The UK/US treaty and deductible debt

Introduction

In an earlier piece I looked at how a US citizen who has become a long-term UK resident can find his worldwide estate within the charge to inheritance tax, only for the 1978 estate and gift tax treaty to pull most of it back out again where he is treaty domiciled in the United States. I left a loose thread, which was the suggestion that such a person might borrow against his UK home and invest the proceeds outside the UK. The obvious objection is the set of debt-deduction rules introduced in 2013, which were designed precisely to stop value being stripped out of a UK estate and parked in property that escapes the charge. On closer inspection, though, those rules do not reach the case at all, and the reason they do not is worth setting out.

Back to our American in the UK

Let us start with the position the treaty produces. Where our American is treaty domiciled in the United States, the treaty confines the UK’s taxing rights to UK real property and the assets of any UK business establishment. His UK home is therefore within the charge, but his other assets, wherever situated, are not. If he owns a home here worth £1.5m and little else that the UK may tax, the home is the whole of his exposure. The thought is a simple one: borrow, say, £1m against the home, invest the money outside the UK, and the net value of the only asset the UK can tax falls to £500,000.

The rules that arguably ought to spoil this were introduced by the Finance Act 2013, and section 162A Inheritance Act 1984 needs to be considered. It was aimed squarely at a well-used, and arguably abused, arrangement. A non-domiciled individual would borrow against a UK asset, secure the loan on it, and use the money to buy foreign property which, being non-UK property of a non-domiciliary, was excluded property and so outside the charge. Before 2013 the debt reduced the UK asset while the foreign property sat beyond the reach of the tax, and the estate was diminished on both sides of the same transaction. Section 162A put a stop to it by providing that a liability attributable to financing the acquisition, maintenance or enhancement of excluded property is set against that property rather than allowed against anything else. The companion provisions deal with their own narrow targets: section 162B does the same job for property qualifying for business, agricultural or woodlands relief, and section 162AA for the foreign currency accounts of non-residents. Excluded property, relievable property, foreign currency accounts. That is the whole list.

Our American, however, is not cuaght by any of this. Excluded property is non-UK property of someone who is not a long-term resident. He is a long-term resident, so by definition his foreign assets are not excluded property. They escape UK inheritance tax not because they are excluded but because the treaty exempts them, which is a different mechanism altogether. Section 162A was drafted by reference to excluded property and nothing else, so it hsimply does not apply. Nor do the sections surrounding s.162A assist HMRC: the offshore investments are not relievable property and need not be a foreign currency account. The debt-deduction code, in short, was built to catch excluded property and was never extended to catch property exempted by treaty.

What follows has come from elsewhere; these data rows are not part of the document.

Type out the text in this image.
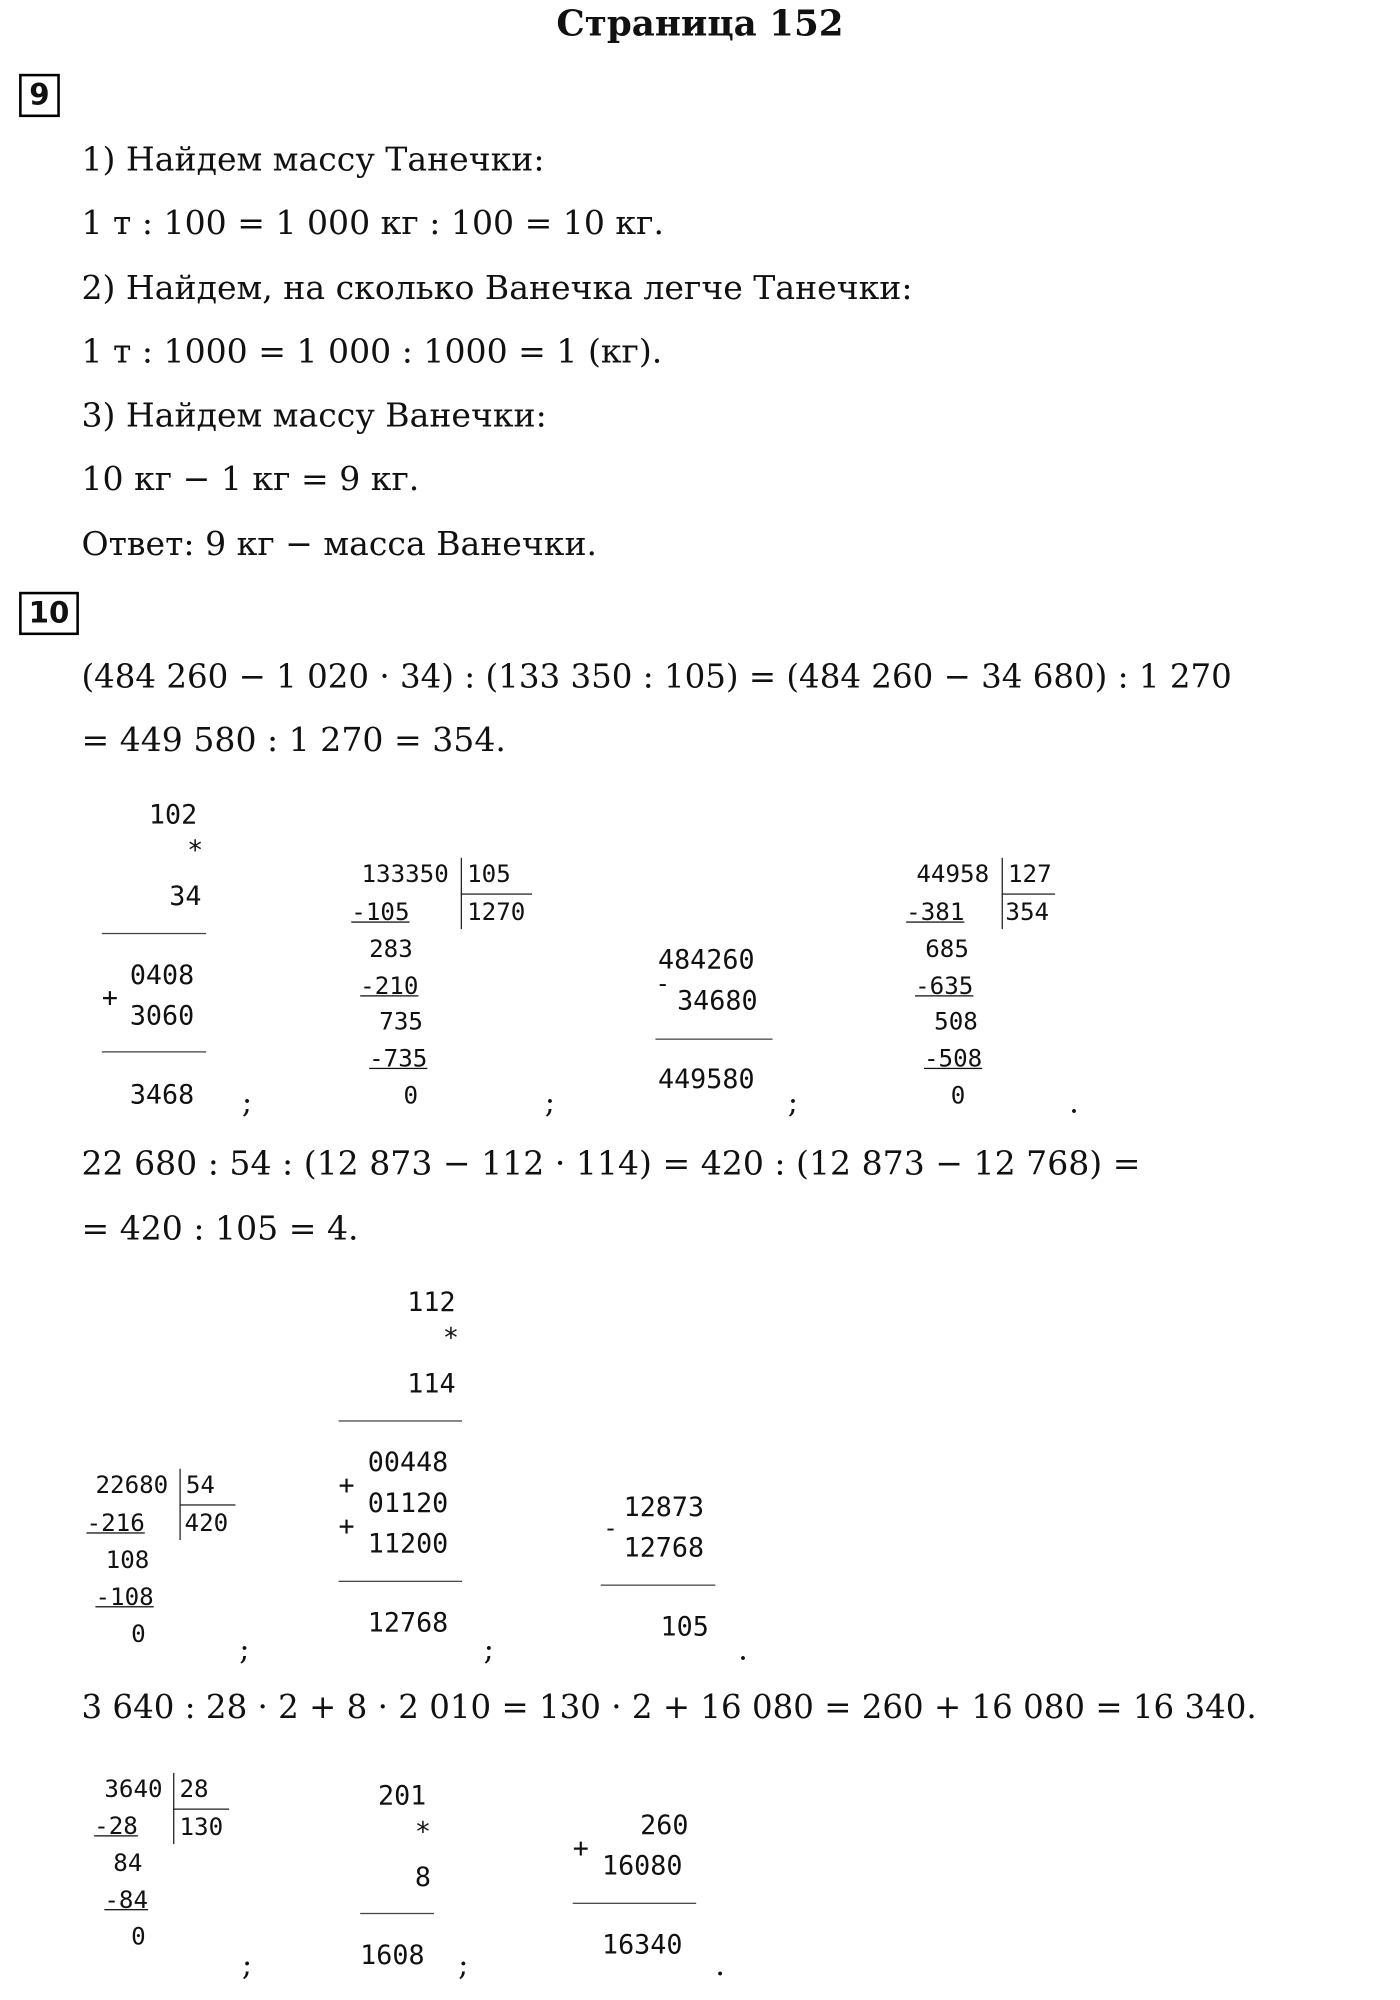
Страница 152
9
1) Найдем массу Танечки:
1 т : 100 = 1 000 кг : 100 = 10 кг.
2) Найдем, на сколько Ванечка легче Танечки:
1 т : 1000 = 1 000 : 1000 = 1 (кг).
3) Найдем массу Ванечки:
10 кг − 1 кг = 9 кг.
Ответ: 9 кг − масса Ванечки.
10
(484 260 − 1 020 · 34) : (133 350 : 105) = (484 260 − 34 680) : 1 270
= 449 580 : 1 270 = 354.
102
*
34
+
0408
3060
3468 ;
133350 105
1270
-105
283
-210
735
-735
0	;
484260
-
34680
449580
;
44958 127
354
-381
685
-635
508
-508
0	.
22 680 : 54 : (12 873 − 112 · 114) = 420 : (12 873 − 12 768) =
= 420 : 105 = 4.
112
*
114
00448
+
01120
+
11200
12768
;
22680 54
420
-216
108
-108
0	;
12873
-
12768
105
.
3 640 : 28 · 2 + 8 · 2 010 = 130 · 2 + 16 080 = 260 + 16 080 = 16 340.
3640 28
130
-28
84
-84
0
;
201
*
8
1608 ;
260
+
16080
16340
.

At which point one naturally asks whether the terms of the treaty itself supply what the domestic rules lack, i.e., whether it apportions the debt, or restricts the deduction to the assets the UK may tax. n fact, iIt does neither. The deductions article provides simply that permitted deductions are allowed in accordance with the law of the state imposing the tax. It defers to domestic law rather than laying down any rule of its own, and the treaty goes further by providing that nothing in the treaty is to restrict any deduction or allowance given under domestic law. So the treaty does not apportion the debt; it lets domestic law decide. And section 162(4) IHTA takes a debt charged on the home to reduce the value of the home. The deduction therefore stands in full.

However, the treaty allows a state to tax property after all where that property would otherwise be taxable only in the other state and tax there, though chargeable, is not paid. But the provision does not apply if non-payment results from a specific exemption, deduction, credit or allowance. For a US citizen the offshore assets fall within the US worldwide estate base and if they escape US tax, they do so only because of the unified credit, which is exactly such an allowance.

Purposive construction of s.162A does not assist HMRC. This merely interprets the words Parliament used, not the words Parliament omitted. HMRC had their opportunity to deal with this point when they recast the excluded property rules around long-term residence, and they did not take it. They may legislate yet, and on the merits they arguably should.

The only argument left to HMRC is the general anti-abuse rule (GAAR), andthe question is whether the arrangement is one that cannot reasonably be regarded as a reasonable course of action. A loan secured on the home, with the money genuinely invested abroad, is an ordinary commercial transaction with real economic substance, not the circular or self-cancelling sort of scheme at which the GAAR is aimed; t. The GAAR is therefore a theoretical risk to be noted rather than a real obstacle, which is not the same as one to be ignored.

There is a final irony, based on long years of experience, is that gaps of this kind tend not to survive being written about. Debt deduction rules drafted around excluded property, and never amended to follow the move from domicile to long-term residence, is the sort of thing a Finance Act quietly closes down once enough people have noticed it.